A group of SET members have been awarded Chartered Teacher status at a graduation ceremony after undertaking Advanced Teacher Status (ATS) through the Society for Education and Training (SET), the professional membership body of the Education and Training Foundation (ETF).
The 56 teachers and trainers from the Further Education (FE) and Training sector were honoured in a virtual ceremony on Saturday 20 March for achieving the national standard, which recognises excellent teaching from the Chartered College of Teaching.
The ceremony celebrated the hard work and commitment of the graduating cohorts of Chartered Teachers who have undertaken a programme to be recognised for evidence-informed, high-quality teaching practice with Chartered Teacher Status (CTeach).

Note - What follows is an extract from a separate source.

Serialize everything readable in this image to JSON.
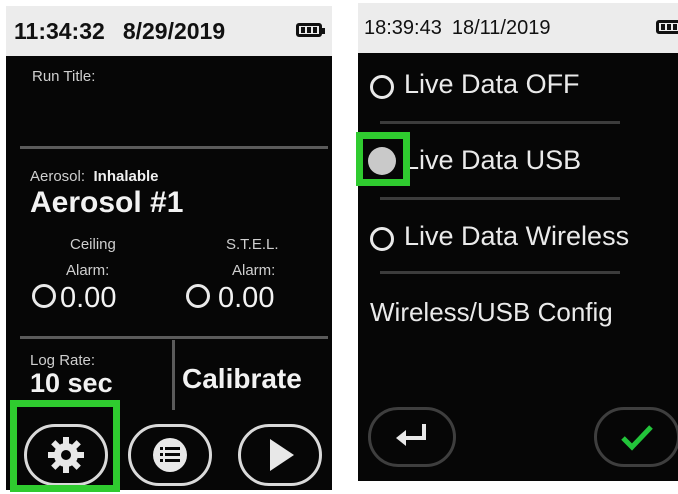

ATS is the badge of advanced professionalism and mastery in FE. The programme, which is underpinned by the 20 Professional Standards, was launched by the ETF in 2017 and is conferred through SET.
Speaking at the event, David Russell, Chief Executive of the ETF, said: “I believe in the power of collaboration and we are stronger when we all work with each other. You are trailblazers for the profession, and you should be proud that you are one of the early ones."
Andrew Dowell, Head of Professional Status at the ETF, said: “On behalf of everyone at the ETF, I would like to congratulate all of those graduating. To become a chartered teacher is an immense accomplishment and proves that they are amongst the very best in the profession. With over 50 teachers and trainers from all parts of the sector becoming Chartered Teachers through gaining ATS, it shows the high levels of mastery, dedication and professionalism of so many.”
During the ceremony, graduates heard from Kathryn Langford, Lead CPD Trainer at the ETF and previous ATS graduate, who said: “Graduation is about celebrating your achievement and the distance you have travelled so far. Usually, it is also about sharing some sound advice before you move on to your next challenges.”
Graduation is about celebrating your achievement, the distance you have travelled so far and acknowledging peers who have supported you along the way. It is also about looking forward to the next phase in your journey and the colleagues you will work with in the challenges that you face.
“In my view, undertaking ATS was an opportunity to focus time and energy into a teaching-related programme, as opposed to subject specialism,” said Karen Littlewood, Safeguarding Adults Lead at Shropshire Partners in Care, who graduated at the event. “As a teacher and trainer continuing to develop and expand your knowledge is an important part of the role. ATS has enabled me to focus on the benefits for learners and spend time considering the mechanisms of teaching within my own learning context and culture.”